At first while I was sick and stuck in bed, I fixated on feeling awful. Every symptom took on an exaggerated quality and I couldn’t find any comfort. I couldn’t focus on anything to pass the time other than mindless tv watching and sporadic light reading. After a couple of days, I was able to focus and felt a desire to tackle some reading that was a bit more thoughtful. My candidacy director gave me a copy of St. Ignatius of Loyola’s autobiography shortly before Christmas. I had read it a couple of years ago when I first discovered Ignatian spirituality but I had forgotten a lot of the details. I spent a day delving into his account of his life and it reawoke my admiration for him and for his spirituality.

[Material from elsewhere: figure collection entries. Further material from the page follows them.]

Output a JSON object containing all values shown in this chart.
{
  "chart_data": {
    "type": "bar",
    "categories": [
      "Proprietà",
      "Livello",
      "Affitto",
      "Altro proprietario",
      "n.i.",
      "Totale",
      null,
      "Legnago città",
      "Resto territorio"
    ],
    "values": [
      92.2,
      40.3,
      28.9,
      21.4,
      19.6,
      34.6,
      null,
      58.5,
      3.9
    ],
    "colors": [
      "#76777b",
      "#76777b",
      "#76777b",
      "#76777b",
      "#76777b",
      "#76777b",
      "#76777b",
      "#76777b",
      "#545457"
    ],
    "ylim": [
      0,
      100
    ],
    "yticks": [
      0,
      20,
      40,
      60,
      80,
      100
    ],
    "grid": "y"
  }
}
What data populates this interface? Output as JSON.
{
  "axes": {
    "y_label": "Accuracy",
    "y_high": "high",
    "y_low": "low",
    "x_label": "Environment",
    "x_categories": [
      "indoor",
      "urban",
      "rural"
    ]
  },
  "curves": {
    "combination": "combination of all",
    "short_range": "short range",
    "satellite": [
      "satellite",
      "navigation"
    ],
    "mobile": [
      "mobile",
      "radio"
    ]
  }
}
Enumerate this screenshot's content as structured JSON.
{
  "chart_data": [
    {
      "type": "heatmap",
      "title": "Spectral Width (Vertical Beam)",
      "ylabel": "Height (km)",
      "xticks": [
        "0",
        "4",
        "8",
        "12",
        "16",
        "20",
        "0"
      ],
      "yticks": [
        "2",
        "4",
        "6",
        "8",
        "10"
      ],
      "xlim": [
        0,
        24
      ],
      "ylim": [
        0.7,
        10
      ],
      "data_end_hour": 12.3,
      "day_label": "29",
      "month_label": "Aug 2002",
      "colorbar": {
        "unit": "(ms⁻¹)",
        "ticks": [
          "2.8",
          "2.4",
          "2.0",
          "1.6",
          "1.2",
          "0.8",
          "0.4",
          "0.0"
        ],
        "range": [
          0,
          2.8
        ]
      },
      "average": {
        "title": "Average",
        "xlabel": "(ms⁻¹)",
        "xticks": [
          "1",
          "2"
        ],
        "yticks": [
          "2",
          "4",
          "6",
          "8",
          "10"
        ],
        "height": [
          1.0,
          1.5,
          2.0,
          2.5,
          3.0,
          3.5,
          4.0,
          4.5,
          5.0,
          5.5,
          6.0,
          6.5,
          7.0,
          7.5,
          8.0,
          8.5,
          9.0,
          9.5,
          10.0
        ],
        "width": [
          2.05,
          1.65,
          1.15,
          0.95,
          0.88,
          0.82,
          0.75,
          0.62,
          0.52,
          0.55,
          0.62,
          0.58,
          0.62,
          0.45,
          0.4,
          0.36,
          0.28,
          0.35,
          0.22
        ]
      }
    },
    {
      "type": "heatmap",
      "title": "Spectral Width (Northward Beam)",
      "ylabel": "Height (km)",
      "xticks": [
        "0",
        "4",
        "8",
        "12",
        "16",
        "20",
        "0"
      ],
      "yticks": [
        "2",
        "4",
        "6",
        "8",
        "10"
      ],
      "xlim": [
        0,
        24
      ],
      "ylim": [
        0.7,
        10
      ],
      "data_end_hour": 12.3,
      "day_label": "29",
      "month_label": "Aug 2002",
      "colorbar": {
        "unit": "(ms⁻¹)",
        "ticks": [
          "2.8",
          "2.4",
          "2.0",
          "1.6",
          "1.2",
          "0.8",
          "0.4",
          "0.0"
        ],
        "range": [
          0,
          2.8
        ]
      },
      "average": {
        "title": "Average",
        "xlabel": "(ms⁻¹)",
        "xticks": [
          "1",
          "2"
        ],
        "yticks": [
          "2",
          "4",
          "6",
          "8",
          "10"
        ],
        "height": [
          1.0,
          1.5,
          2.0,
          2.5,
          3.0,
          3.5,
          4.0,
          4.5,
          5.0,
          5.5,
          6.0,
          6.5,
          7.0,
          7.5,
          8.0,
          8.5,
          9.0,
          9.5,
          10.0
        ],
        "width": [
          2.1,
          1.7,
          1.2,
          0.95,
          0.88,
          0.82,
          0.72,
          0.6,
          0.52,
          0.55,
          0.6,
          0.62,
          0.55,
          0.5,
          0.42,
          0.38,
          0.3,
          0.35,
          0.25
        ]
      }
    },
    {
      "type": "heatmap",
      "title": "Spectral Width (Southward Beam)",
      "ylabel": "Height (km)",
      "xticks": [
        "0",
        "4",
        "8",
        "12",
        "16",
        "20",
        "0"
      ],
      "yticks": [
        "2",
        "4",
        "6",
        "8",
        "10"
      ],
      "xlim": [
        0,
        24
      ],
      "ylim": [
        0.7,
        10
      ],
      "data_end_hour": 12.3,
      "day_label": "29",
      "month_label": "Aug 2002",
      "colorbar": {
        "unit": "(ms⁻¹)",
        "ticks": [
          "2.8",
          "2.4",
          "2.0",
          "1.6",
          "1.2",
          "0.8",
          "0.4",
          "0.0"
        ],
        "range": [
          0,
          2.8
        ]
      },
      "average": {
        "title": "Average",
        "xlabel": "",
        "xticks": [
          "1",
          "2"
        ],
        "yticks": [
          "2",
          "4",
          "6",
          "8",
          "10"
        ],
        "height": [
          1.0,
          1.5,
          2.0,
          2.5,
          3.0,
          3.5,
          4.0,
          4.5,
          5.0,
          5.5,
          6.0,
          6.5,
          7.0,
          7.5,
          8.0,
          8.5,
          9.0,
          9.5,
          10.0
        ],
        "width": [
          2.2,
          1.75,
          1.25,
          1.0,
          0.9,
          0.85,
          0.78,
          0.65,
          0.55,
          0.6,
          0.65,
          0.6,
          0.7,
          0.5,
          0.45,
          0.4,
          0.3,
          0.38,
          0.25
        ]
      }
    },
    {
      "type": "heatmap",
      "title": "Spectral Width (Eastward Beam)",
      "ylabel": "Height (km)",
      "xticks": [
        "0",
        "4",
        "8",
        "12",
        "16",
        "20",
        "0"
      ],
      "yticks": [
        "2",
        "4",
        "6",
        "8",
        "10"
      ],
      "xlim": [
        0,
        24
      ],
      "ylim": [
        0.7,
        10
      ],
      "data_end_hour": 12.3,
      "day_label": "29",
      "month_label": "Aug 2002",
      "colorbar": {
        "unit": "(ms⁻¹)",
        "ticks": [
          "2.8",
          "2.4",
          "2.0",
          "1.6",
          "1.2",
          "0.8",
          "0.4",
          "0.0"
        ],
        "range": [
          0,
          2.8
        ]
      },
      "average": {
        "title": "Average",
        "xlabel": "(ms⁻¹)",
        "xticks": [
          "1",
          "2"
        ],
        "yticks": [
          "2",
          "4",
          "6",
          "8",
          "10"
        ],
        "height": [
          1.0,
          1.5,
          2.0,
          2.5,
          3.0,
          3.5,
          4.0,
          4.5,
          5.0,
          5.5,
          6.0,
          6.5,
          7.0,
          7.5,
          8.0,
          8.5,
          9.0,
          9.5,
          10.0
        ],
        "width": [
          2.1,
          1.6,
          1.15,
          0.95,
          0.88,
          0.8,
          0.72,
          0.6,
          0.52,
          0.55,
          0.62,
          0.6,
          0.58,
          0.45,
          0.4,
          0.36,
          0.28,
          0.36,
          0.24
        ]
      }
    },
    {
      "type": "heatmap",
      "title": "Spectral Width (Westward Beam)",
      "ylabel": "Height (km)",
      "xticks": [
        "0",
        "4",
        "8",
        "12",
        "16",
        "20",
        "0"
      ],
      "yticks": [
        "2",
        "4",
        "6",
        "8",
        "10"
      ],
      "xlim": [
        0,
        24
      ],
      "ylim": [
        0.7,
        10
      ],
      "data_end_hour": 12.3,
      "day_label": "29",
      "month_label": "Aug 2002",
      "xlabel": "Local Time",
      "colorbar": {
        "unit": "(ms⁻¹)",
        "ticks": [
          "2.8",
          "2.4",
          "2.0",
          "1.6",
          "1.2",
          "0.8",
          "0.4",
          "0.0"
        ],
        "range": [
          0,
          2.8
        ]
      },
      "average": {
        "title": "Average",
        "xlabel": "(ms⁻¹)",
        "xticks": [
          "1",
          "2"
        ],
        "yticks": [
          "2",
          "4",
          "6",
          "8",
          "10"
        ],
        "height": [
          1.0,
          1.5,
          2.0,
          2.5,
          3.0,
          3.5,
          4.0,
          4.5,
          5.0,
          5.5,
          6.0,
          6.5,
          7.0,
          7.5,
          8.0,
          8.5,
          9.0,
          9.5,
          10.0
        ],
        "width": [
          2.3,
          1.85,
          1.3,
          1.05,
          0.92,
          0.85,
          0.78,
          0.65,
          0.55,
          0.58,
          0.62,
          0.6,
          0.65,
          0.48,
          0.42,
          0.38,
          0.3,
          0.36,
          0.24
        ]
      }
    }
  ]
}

He was an incredible man – so self aware and observant. Holy, dedicated, always striving to know God’s will in a given moment. I love that he developed the Spiritual Exercises from his own intense attempts (and they were intense!) to understand God’s will and to know God deeply. He recorded all of his insights and developed a powerful set of prayer exercises to help one come to know God, discern God’s will, and to make decisions. I used the Exercises during my vocation discernment, and it led me to the freedom I needed to make the decision to apply to be a candidate with the Lorettos. Using his Examen prayer, I am able to look at my day more closely and see God’s presence. His method of scriptural contemplation helps me to see Jesus and talk to him as naturally as I do to my friends.
Anyway, as I read the autobiography, I recalled the First Principle and Foundation of the Exercises:
The human person is created to praise, reverence, and serve God Our Lord, and by doing so, to save his or her soul.
All other things on the face of the earth are created for human beings in order to help them pursue the end for which they are created.
It follows from this that one must use other created things, in so far as they help towards one’s end, and free oneself from them, in so far as they are obstacles to one’s end.
To do this, we need to make ourselves indifferent to all created things, provided the matter is subject to our free choice and there is no other prohibition.
Thus, as far as we are concerned, we should not want health more than illness, wealth more than poverty, fame more than disgrace, a long life more than a short one, and similarly for all the rest, but we should desire and choose only what helps us more towards the end for which we are created.
Of course, being sick, I was fixated on the part about not wanting health more than illness. I don’t like being sick. I hate being sick. It’s inconvenient, it’s uncomfortable, and sometimes it’s gross. But often a person doesn’t have much control over being sick, and that’s what I felt St. Ignatius was telling me in that moment. I am sick, I can’t force myself to not be sick, so I just have to be sick. And try to find God in this time of illness. This freed me up to be patient, to be sick and not grumble or feel anxious about it, to just be sick and be with God as I rode it out. A very different experience for this girl! (A big thanks to Iggy!)
*****
I expect to write another post about Mary Ward soon. When I finished the Ignatius autobiography, I started a new (to me) biography of Mary Ward. Reading is in progress. I’m sure I’ll have lots to share about her when I’m finished.